Our heart's story is blood in and blood out; we recycle His heart blood in every moment we give thanks for His work and wonders. He cleaned the blood and cleaned the circumstances of our life for His use. Our blood transfusion is created by the stories of thanksgiving we share of His goodness and grace.  

It is living in the fear of our stretching that our hearts lose their elasticity and their ability to pump what His hand provides, and our hearts wither and die to the witness and story God has pumped into our once withered veins. 

This life and even daily moments will promise to stretch us.  Then we are stretched to choose to filter His Blood truth through us. When we lose seeing and seeking the wonder He gives, this grace flow, this grace pumped in and pumped out, this elasticity---- we die of exhausted  and clogged living. 

Tuesday, November 5, 2013


You know that moment when your friend you trust says something that you want to smack her for because you aren't really sure it is true.  Then you wonder if she is just talking out of her head and not using her heart.  You know that moment that your friend says something that stops your breath because you didn't expect her to say that to you while she knows the anguish you are in.  You know that moment when your friend says something that is really stumbling brick hard and your heart fell with your knees and you knew she would pick you back up.  

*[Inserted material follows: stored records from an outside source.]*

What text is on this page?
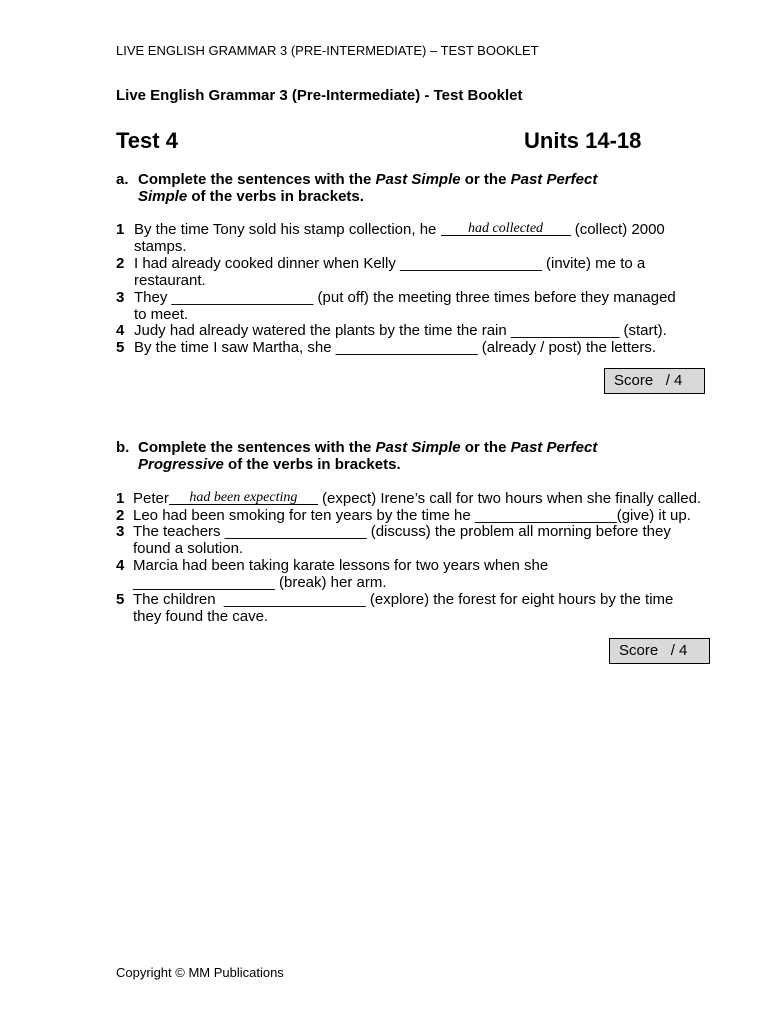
LIVE ENGLISH GRAMMAR 3 (PRE-INTERMEDIATE) – TEST BOOKLET
Live English Grammar 3 (Pre-Intermediate) - Test Booklet
Test 4	Units 14-18
a. Complete the sentences with the Past Simple or the Past Perfect
Simple of the verbs in brackets.
1 By the time Tony sold his stamp collection, he had collected (collect) 2000
stamps.
2 I had already cooked dinner when Kelly _________________ (invite) me to a
restaurant.
3 They _________________ (put off) the meeting three times before they managed
to meet.
4 Judy had already watered the plants by the time the rain _____________ (start).
5 By the time I saw Martha, she _________________ (already / post) the letters.
Score / 4
b. Complete the sentences with the Past Simple or the Past Perfect
Progressive of the verbs in brackets.
1 Peter had been expecting (expect) Irene’s call for two hours when she finally called.
2 Leo had been smoking for ten years by the time he _________________(give) it up.
3 The teachers _________________ (discuss) the problem all morning before they
found a solution.
4 Marcia had been taking karate lessons for two years when she
_________________ (break) her arm.
5 The children  _________________ (explore) the forest for eight hours by the time
they found the cave.
Score / 4
Copyright © MM Publications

You remember that moment when you began to trust that her heart could really handle knowing the real you and would always embrace who you become.  You remember that moment when she kept your heart strong though it beat faint and held your hands steady through the shaking.  You remember that she will whisper the hard in the dark places to expose the ugly in its hiding, You remember that for every word she speaks, she tempers vanity and doubts she might be right. You remember that all her words are but gonging bells compared to her clinging hope that the Word would pierce your circumstances and shatter doubt.

Know and Remember!
Love from your friend today

Thursday, October 31, 2013


To the warrior who has for four years with heart and soul and body accepted the charge of weekly battle to stand at the line and hold back the storm.  And the warrior tackled to the ground lying still will still stand at a line.  For his real strength was never just in his body rising to face the next play, but the strength of spirit he lead the team with in his never giving up his heart to play.  

His spirit still stands each game on the field  at a line, now fortified by the body and soul of another.   And now his heart for his team still stands strong at a side line with fist clinging fierceness to raise a banner that cannot be taken down, a banner that says I WILL STILL BATTLE WITH YOU BROTHER. He is our wounded warrior that continues to battle in spirit from the sidelines. You are the warrior that pushes those weak legs and hearts on the field with your yelling lungs and your leading spirit.    

He doesn't listen to well meaning pleas that football isn't everything. FOOTBALL IS EVERYTHING, for you have given everything.  It is waging a mental war within and physical war on the field.  It is no excuses, sacrifice, commitment, honor, brotherhood. It is forever. It is real, it is now, and today it is ALL.  It is ALL FOR ONE AND ONE FOR ALL. 

For the one that got knocked down and out, you are NOT out.  

--- Holding the line with you Lane---Cherie Roberson
I know this is one mom's voice, but your team and their families stand with you!

Monday, October 21, 2013


You cannot know the future 

or even the

ripple effect of today.

A life well lived today 

matters for tomorrow.

One crowned King changes everything.